A Cumbrian farmer warns challenging times are ahead for an already struggling sheep industry. 

A difficult market with retail wars, a softening of lamb and mutton consumption and the exchange rate have led to many sheep farmers working on very thin margins, with little spare capacity, says National Farmers Union Cumbrian council delegate, Alistair Mackintosh.

“We have free trade markets with Europe, so why would we jeopardise that by leaving the European Union in June?” asks Mr Mackintosh, who farms beef and sheep at Ravenglass, in west Cumbria.

“In 2007 when we had another outbreak of foot and mouth our lamb exports halved overnight. The same thing would happen if we left the EU.”.

Mr Mackintosh’s comments came as Defra Secretary Liz Truss met Cumbrian sheep farmers on Monday to deliver a stark warning about the threat the industry would face if the UK voted to leave the EU.

Mrs Truss claimed tariffs that could be imposed by the EU if the UK leaves could add an additional £155 million to the cost of lamb and mutton exports. This would make British lamb a less attractive prospect for Europeans compared to New Zealand and Australian competitors.

British lamb still does not have access to the US and China markets, so the EU is a particularly important export destination, Mrs Truss said.

Forty per cent of all the lamb and mutton produced in the UK went to the EU in 2014, with the EU accounting for 97 per cent of all lamb and mutton exports. This brings £290m to the industry.

Mrs Truss said: “Sheep farmers in Cumbria and across the uplands are a vital part of the British countryside, but without the benefits the industry enjoys from our membership of the EU the very future of this iconic industry could be under threat.

“The single market is essential for British lamb – 40 per cent of all the lamb reared in the UK goes to Europe. Outside the European Union, farmers could face quotas and tariffs as well as a red tape double whammy of having to follow both UK and EU rules.”

“Less trade could result in significant price falls, damaging the incomes of the 10,000 sheep farmers who depend on it.”

She warned these impacts would be particularly felt by hill farmers such as those in Cumbria, as 40 per cent of the UK’s sheep breeding flocks are based in the uplands.

She added: “This makes a vote to leave the EU a huge leap into the dark for our food and farming industry and threatens the livelihoods of thousands of British farmers.”

John Geldard, the owner of the farm near Kendal where Mrs Truss visited, and a former Chair of the National Sheep Association, said: “An exit would mean sleep walking in to the unknown, a totally unacceptable scenario.

“Many sheep farming and rural businesses are working on very thin margins with little spare capacity.

“To exit the EU with an accompanying four to five years of complete uncertainty would be reckless. To remain in the EU would ensure security and strengthen our current positioning.”

“With all the problems the sheep industry is currently facing, why would we choose to leave the biggest market? If we do we will see no less regulations and red tape,” said Mr Mackintosh.

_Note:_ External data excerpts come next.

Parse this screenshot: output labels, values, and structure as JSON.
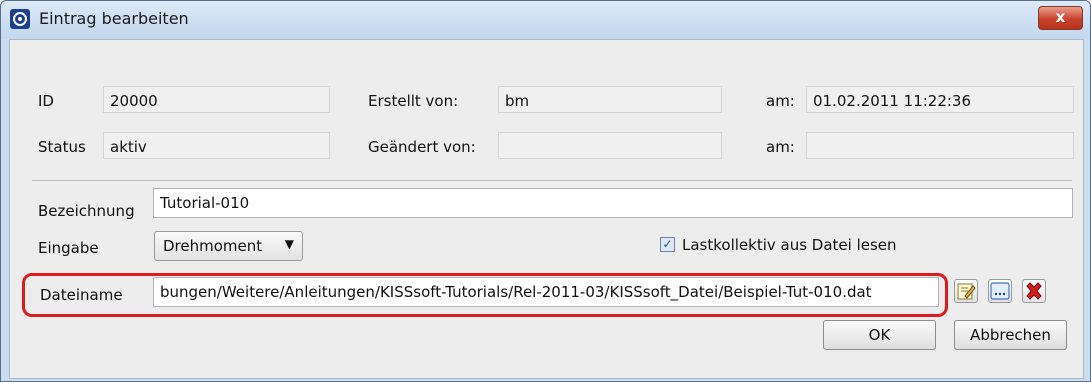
{
  "window": {
    "title": "Eintrag bearbeiten",
    "close_label": "x"
  },
  "row_id": {
    "id_label": "ID",
    "id_value": "20000",
    "created_by_label": "Erstellt von:",
    "created_by_value": "bm",
    "created_at_label": "am:",
    "created_at_value": "01.02.2011  11:22:36"
  },
  "row_status": {
    "status_label": "Status",
    "status_value": "aktiv",
    "changed_by_label": "Geändert von:",
    "changed_by_value": "",
    "changed_at_label": "am:",
    "changed_at_value": ""
  },
  "form": {
    "bezeichnung_label": "Bezeichnung",
    "bezeichnung_value": "Tutorial-010",
    "eingabe_label": "Eingabe",
    "eingabe_selected": "Drehmoment",
    "checkbox_label": "Lastkollektiv aus Datei lesen",
    "checkbox_checked": true,
    "dateiname_label": "Dateiname",
    "dateiname_value": "bungen/Weitere/Anleitungen/KISSsoft-Tutorials/Rel-2011-03/KISSsoft_Datei/Beispiel-Tut-010.dat"
  },
  "file_actions": [
    "edit-file-icon",
    "browse-icon",
    "delete-icon"
  ],
  "buttons": {
    "ok": "OK",
    "cancel": "Abbrechen"
  },
  "colors": {
    "highlight": "#e01b1b",
    "close_button": "#c8432c",
    "titlebar": "#c3d7ee"
  }
}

Lib Dem leader and Cumbrian MP, Tim Farron said it was “shocking” that Liz Truss visited Cumbrian farmers without addressing the fact that many of them were still waiting for their farm payments.

He said commons farmers in the county were particularly very badly hit.

The Rural Payments Agency had initially committed to paying “the majority of eligible claims in December”, and then said that the “vast majority” would be paid by the end of January. The agency then insisted it would pay “between 92 per cent and 95 per cent by the end of March.

The head of the RPA told a select committee that “pretty much all of the commons payments” would be made by the end of March. However, even as late as last week the agency had only managed to complete 91 percent of claims.

Now the Government has said “nearly all” 2015 payments will be completed by the end of June.

“The administration of the Basic Payment Scheme by the Rural Payments Agency this year has been an utter shambles. Farmers are facing a difficult time due to market conditions, as well as the impact of the floods, but the problems have been massively exacerbated by the RPA,” said Mr Farron.

“Commons farmers are bearing the brunt of this failure. Liz Truss must acknowledge the hardship this has caused – farmers need serious action to ensure this is never repeated, not ministerial visits,” he added.